When all else fails, you can usually extract some decent writing from your children when it centers on a holiday theme of some sort. With Valentine’s Day just around the corner, here are some creative (and painless) ways to encourage your kids to write.
Vocabulary and Spelling
Hidden in Your Heart
Encourage vocabulary and spelling development.
Supplies: Purchase a package of pre-cut paper hearts, or cut your own from scrapbooking or construction paper.
Directions: On individual hearts, spell out one of the following words or phrases. Let your child find other words hidden within the longer word or phrase and write them down on a list. Older children can have a contest to see who can come up with the longest list of words.
- VALENTINE’S DAY: say, lend, vial . . .
- HEARTS: star, ear, rat . . .
- I LOVE MY FAMILY: mail, yam, live . . .
Short and Sweet
Messages from the Heart
Spread Valentine love throughout your home by hiding heart messages for your family.
Supplies: Hearts cut from red, white, pink, purple, and light-blue paper.
Directions: A day or two before Valentine’s Day, have the kids prepare and sign little love messages on their stack of hearts. You can make some too! Then, on Valentine’s Day, encourage everyone to play Cupid by hiding the message hearts around the house for others to find. Messages can be tucked into shoes, pockets, bedroom or kitchen drawers, in a favorite book, under pillows, in the toy box, or into PJs. Be creative! Everyone will have fun giving and receiving these little love notes!
Heartfelt Sentences
Give your younger children some sentence-writing practice.
Supplies: Colorful hearts cut from construction or scrapbooking paper (or a purchased package of paper hearts), glue stick, large sheet of construction paper or sentence strips.
Directions: Write words your children can read without help, including family members’ names, color words, common sight words, number words, and other words they know how to read.

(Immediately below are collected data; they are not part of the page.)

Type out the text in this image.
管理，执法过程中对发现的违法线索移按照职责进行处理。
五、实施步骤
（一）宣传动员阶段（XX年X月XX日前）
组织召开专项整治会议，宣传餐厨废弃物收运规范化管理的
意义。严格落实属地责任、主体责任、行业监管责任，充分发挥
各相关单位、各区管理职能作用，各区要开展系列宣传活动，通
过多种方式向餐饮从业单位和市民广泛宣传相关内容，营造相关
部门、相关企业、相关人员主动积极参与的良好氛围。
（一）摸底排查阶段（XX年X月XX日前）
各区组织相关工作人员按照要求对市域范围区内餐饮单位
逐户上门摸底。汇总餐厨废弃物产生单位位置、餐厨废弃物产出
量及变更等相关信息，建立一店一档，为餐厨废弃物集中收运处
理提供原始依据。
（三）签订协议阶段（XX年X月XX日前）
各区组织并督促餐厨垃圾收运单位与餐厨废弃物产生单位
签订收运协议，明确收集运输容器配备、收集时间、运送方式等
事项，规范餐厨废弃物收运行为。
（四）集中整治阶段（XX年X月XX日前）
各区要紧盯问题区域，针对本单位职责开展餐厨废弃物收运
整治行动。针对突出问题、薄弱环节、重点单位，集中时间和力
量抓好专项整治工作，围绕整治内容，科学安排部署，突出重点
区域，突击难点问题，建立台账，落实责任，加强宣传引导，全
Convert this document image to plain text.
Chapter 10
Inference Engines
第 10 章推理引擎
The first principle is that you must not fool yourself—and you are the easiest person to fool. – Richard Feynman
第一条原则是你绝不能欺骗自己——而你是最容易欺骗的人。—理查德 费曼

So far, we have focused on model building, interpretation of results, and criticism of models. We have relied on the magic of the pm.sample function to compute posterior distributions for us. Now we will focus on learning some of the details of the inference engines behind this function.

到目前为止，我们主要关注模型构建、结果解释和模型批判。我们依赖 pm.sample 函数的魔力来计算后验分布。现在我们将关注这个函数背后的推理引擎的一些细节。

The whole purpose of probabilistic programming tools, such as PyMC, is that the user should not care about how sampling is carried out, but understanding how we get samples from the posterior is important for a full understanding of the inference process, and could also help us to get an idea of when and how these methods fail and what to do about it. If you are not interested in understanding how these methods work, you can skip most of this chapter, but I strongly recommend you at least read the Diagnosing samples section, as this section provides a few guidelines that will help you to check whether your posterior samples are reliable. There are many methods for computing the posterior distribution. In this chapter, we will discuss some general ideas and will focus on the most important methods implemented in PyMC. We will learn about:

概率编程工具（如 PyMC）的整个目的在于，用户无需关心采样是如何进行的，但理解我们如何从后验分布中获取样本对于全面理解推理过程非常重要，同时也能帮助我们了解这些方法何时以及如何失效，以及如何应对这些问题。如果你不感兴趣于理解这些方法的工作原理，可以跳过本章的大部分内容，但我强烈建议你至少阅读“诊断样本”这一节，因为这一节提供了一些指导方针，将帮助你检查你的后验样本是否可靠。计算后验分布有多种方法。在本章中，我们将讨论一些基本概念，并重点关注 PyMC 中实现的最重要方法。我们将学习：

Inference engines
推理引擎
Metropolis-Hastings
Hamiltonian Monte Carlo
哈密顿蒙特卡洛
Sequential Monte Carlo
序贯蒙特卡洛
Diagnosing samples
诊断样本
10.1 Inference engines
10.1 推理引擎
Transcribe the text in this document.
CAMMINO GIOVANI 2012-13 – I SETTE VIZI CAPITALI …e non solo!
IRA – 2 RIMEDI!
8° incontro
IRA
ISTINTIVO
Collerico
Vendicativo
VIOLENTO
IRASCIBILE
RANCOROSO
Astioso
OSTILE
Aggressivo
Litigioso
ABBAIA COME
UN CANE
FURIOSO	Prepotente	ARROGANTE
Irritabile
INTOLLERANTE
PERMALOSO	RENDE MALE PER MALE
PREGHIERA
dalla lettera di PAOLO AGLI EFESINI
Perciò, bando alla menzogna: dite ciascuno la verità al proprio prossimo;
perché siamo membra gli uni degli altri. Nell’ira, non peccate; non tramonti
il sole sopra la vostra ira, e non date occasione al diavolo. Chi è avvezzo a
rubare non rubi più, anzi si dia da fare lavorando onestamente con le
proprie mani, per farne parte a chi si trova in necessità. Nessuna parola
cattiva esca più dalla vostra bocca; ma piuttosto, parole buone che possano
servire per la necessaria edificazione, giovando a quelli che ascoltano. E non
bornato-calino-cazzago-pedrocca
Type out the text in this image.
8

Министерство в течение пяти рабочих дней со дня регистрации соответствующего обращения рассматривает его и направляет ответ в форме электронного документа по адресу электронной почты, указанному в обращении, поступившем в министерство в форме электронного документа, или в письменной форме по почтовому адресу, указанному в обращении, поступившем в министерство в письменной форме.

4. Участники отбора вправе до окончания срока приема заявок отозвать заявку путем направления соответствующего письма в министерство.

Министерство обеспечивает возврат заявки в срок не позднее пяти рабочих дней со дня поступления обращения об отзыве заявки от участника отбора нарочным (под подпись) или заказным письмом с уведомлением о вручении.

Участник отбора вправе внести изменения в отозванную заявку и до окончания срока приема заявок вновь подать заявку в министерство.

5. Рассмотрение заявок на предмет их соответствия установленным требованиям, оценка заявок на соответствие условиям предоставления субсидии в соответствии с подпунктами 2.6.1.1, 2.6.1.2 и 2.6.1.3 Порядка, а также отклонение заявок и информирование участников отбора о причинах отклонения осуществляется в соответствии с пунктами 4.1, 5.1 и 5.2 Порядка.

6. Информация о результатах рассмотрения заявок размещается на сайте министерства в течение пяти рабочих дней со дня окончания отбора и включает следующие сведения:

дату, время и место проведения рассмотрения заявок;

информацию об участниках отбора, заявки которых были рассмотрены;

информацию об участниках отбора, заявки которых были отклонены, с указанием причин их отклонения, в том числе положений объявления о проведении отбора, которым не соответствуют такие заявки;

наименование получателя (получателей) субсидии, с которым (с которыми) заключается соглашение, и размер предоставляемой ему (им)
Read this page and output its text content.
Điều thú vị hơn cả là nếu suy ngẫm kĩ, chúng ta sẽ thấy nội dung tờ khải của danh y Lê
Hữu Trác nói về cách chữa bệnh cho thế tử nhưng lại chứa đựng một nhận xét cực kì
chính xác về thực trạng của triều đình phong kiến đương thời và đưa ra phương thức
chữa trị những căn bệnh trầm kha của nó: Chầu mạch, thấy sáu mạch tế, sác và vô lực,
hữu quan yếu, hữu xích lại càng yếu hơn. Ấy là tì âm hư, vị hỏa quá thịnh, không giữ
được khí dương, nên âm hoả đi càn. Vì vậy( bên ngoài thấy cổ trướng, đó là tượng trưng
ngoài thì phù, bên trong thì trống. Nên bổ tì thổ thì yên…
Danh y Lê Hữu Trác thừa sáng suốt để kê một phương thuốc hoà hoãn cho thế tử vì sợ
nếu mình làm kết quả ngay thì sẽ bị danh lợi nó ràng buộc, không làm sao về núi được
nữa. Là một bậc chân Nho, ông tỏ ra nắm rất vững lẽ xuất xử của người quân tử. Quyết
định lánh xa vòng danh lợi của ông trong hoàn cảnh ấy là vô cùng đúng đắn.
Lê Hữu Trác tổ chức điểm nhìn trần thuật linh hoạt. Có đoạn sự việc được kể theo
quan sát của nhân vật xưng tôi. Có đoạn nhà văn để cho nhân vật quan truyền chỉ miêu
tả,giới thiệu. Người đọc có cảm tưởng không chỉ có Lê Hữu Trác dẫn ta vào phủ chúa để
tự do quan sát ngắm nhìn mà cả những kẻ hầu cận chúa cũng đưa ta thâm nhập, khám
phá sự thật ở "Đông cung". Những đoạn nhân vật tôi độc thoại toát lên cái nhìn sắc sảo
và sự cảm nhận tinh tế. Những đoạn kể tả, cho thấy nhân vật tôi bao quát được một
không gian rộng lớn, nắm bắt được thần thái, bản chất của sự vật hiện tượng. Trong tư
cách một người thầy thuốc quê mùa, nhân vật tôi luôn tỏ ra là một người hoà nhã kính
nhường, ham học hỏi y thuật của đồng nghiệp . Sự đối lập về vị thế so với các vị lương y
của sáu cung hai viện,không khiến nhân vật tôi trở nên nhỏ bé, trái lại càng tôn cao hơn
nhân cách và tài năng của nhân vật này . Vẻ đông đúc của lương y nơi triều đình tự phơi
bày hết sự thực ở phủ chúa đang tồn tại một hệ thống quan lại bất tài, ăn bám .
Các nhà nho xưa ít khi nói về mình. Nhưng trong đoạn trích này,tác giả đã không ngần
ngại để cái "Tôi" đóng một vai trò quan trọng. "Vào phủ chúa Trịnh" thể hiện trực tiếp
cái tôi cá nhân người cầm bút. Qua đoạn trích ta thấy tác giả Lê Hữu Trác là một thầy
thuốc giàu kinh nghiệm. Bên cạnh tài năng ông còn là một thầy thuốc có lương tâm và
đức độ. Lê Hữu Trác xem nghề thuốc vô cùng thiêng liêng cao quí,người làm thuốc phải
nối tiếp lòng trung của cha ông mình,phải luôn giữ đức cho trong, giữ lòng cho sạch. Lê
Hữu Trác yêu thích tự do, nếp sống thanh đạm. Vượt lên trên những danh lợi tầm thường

Encourage your kids to form sentences from the words on their hearts, gluing the words to the construction paper or sentence strip.
I Am Loved
Help your children think of pets and people who love them. Ask them to complete this sentence, filling in the blank with a different name each time. They can write one or more sentences, depending on their age and ability.
I know ________ loves me because ….
Valentine Writing Prompts
Stimulate writing ideas by providing your children and younger teens with some heartfelt writing prompts.
- Write an acrostic poem using the word FRIEND, HEART, or VALENTINE.
- Make a list of ways you can show your love for your family members.
- Write a letter to a parent, grandparent, or sibling telling them why you love them.
- Tell about a time when you felt especially loved.
- Draw a picture of yourself and a friend or family member enjoying a special moment where you felt or expressed love. Write one or two sentences—or even a whole story—about it.
- Write a poem entitled “Love Is.”
- Write a paragraph or essay telling what makes someone a good friend.
- Write a paragraph or essay defining and describing love.
- Imagine a world where everyone loved their neighbor as much as they loved themselves. What would it be like to live in such a world? How would families and communities be changed?